厚労省「患者のための薬局ビジョン」策定 かかりつけ薬剤師としての職能は“対人業務へ”
公開日時 2015/10/26 03:51
厚生労働省は10月23日、地域包括ケア時代を見据え、すべての薬局をかかりつけ薬局に再編する道筋を示した「患者のための薬局ビジョン〜「門前」から「かかりつけ」、そして「地域」へ〜」を公表した。団塊の世代が75歳を超える2025年、さらには2035年を見据えて地域包括ケア実現に向けて、かかりつけ薬剤師、薬局の姿を明確に打ち出したものとなった。かかりつけ薬局には、①電子お薬手帳や医療ICTなどを通じ、すべての医療機関やOTCなども含めて服用薬の一元的管理・継続的把握、②開局時間外での電話相談など、24時間対応・在宅対応、③医療機関等との連携—の3つの機能を求める。来年度の調剤報酬については、経済財政運営と改革の基本方針2015(骨太方針)でも抜本的な見直しを行うとされており、現在中医協で議論が進められている。ビジョンで示された方向性も踏まえて議論が本格化することとなる。

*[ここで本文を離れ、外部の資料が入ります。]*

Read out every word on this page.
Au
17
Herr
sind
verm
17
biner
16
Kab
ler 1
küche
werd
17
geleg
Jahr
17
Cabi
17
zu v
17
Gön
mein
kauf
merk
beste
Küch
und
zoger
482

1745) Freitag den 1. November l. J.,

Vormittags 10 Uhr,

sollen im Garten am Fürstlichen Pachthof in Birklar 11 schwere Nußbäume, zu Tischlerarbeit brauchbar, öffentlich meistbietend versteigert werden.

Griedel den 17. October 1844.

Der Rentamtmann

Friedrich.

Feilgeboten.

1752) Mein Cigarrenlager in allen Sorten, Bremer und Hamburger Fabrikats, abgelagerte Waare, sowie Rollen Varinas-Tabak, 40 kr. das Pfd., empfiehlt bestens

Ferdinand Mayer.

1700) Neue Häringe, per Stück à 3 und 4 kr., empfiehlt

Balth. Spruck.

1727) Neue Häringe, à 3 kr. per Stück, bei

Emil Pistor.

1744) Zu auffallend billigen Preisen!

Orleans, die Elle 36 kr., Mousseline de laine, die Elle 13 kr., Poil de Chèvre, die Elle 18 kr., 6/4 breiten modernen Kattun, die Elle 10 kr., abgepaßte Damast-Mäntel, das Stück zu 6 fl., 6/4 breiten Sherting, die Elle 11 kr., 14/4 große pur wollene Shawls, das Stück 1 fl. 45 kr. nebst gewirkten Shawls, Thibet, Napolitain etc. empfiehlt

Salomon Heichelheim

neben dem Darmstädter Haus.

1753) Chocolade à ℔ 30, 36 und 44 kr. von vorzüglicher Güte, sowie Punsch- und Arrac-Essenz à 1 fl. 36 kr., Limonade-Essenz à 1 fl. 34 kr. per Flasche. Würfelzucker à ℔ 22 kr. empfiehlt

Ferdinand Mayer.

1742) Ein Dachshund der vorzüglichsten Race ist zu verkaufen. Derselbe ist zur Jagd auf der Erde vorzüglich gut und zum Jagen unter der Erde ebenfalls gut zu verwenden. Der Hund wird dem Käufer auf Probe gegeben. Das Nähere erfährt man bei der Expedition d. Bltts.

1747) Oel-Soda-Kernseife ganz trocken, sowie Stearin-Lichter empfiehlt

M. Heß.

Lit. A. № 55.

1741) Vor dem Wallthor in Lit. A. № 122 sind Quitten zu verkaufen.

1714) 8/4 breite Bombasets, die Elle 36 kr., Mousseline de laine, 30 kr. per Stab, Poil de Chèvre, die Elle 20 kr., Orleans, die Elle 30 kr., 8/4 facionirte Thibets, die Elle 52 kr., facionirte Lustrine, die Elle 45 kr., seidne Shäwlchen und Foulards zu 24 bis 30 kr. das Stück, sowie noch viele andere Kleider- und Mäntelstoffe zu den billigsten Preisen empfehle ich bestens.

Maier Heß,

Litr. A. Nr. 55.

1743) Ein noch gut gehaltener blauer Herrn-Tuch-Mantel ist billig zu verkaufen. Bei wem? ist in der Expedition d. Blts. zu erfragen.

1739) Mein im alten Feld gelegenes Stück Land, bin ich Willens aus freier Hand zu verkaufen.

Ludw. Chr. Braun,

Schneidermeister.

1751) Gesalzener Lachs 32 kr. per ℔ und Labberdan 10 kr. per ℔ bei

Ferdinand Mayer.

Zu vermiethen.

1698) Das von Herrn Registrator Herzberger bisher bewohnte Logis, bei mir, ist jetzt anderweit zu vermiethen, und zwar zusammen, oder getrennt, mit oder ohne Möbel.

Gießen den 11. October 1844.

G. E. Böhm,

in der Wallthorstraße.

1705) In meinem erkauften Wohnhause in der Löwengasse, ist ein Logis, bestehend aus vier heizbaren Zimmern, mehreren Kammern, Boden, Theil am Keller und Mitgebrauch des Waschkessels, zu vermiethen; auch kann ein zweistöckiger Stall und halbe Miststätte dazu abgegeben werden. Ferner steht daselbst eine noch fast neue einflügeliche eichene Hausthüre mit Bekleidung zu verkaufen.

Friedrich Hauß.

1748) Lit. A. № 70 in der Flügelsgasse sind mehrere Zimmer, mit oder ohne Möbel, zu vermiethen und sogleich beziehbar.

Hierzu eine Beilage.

薬局再編の全体像としては、2025年までにすべての薬局をかかりつけ薬局にすることを目指す。さらに患者の求めに応じて各地域に、▽健康の維持・増進についての相談を幅広く受けるなど健康サポート機能を有する薬局、▽抗がん剤等の薬学的管理を行う「高度薬学管理機能」を有する薬局の整備を進める。さらに、団塊の世代が要介護状態の多い85歳となる2035年には、一般的な外来受診が病院から診療所のかかりつけ医へとシフトしていることを見据え、日常生活圏でかかりつけ機能を発揮することも盛り込んだ。24時間対応など、1つの薬局だけでは対応が難しいこともあることから、地区薬剤師会が主導的な役割を果たした輪番体制の構築なども必要と指摘。1つの薬局で完結するのではなく、地域で連携してかかりつけ機能を果たすことの重要性も指摘した。
◎門前薬局からの脱却を 立地から機能へ
薬局ビジョンを貫くキーワードは、「立地から機能へ」、「対物業務から対人業務へ」、「バラバラから一つへ」の3つ。具体的には、門前薬局のような立地に依存し、便利さだけで選択されていた姿から脱却し、薬剤師としての専門性や24時間対応・在宅対応などを求めた。こうした薬局の姿に合わせ、薬剤師の職能も、これまでの薬中心の対物業務から、患者中心の“対人業務”へとシフトすることを盛り込んだ。これまでの薬剤の調整などの業務から、丁寧な服薬指導や在宅訪問での薬学管理、副作用・服薬状況のフィードバック、処方提案、残薬解消などへとシフトすることで、患者から選ばれる薬剤師・薬局となることを目指す。調剤後も患者の状態を把握し、処方医へのフィードバックや残薬管理・服薬指導を行うことの必要性も強調した。患者がかかりつけ薬局・薬剤師を選択することで、これまで医療機関にバラバラにあった医薬品情報を一元化することで、複数科を受診した際の多剤・超服投与や相互作用の防止、薬の副作用や期待される効果の継続に加え、患者の薬への理解が深まること飲み忘れや飲み残しが防止され、残薬の解消につながることも期待される。特に高齢者など生活習慣病患者などで、活用を進めたい考えだ。
こうした服用薬の一元的・継続的な管理については、医療ICTの活用をあげる。まずは電子お薬手帳の普及を進め、将来的には、2018年度をめどに各地域で拠点病院を中心といた医療情報のインフラ構築(地域医療情報ネットワーク)が進められており、こうしたネットワークとの連携も視野に入る。
◎ KPI設定で定期的なモニタリングも
これまで医薬分業は、処方箋受取率という単一指標で評価されてきたが、かかりつけ薬剤師・薬局の普及に向け、新たな指標(KPI)も具体的に検討する。ビジョンでは、▽かかりつけ薬剤師・薬局の数、▽疑義照会の実施率、件数、▽24時間対応、在宅対応(医療保険・介護保険)の実施率、件数▽残薬解消の実施率、件数、▽後発医薬品の使用割合への影響−−を例にあげ、こうした指標をもとに毎年度の事業評価についてのモニタリングも実施するとしている。
◎ 日薬「全国どこでも患者本位の医薬分業 覚悟をもって取り組む」
日本薬剤師会は同日コメントを発表し、「全国いずれの地域においても患者本位の医薬分業が実施され、患者・住民から評価されるよう、他の医療関係者との信頼関係を培いながら、覚悟をもって、真摯に取り組んでいく」としている。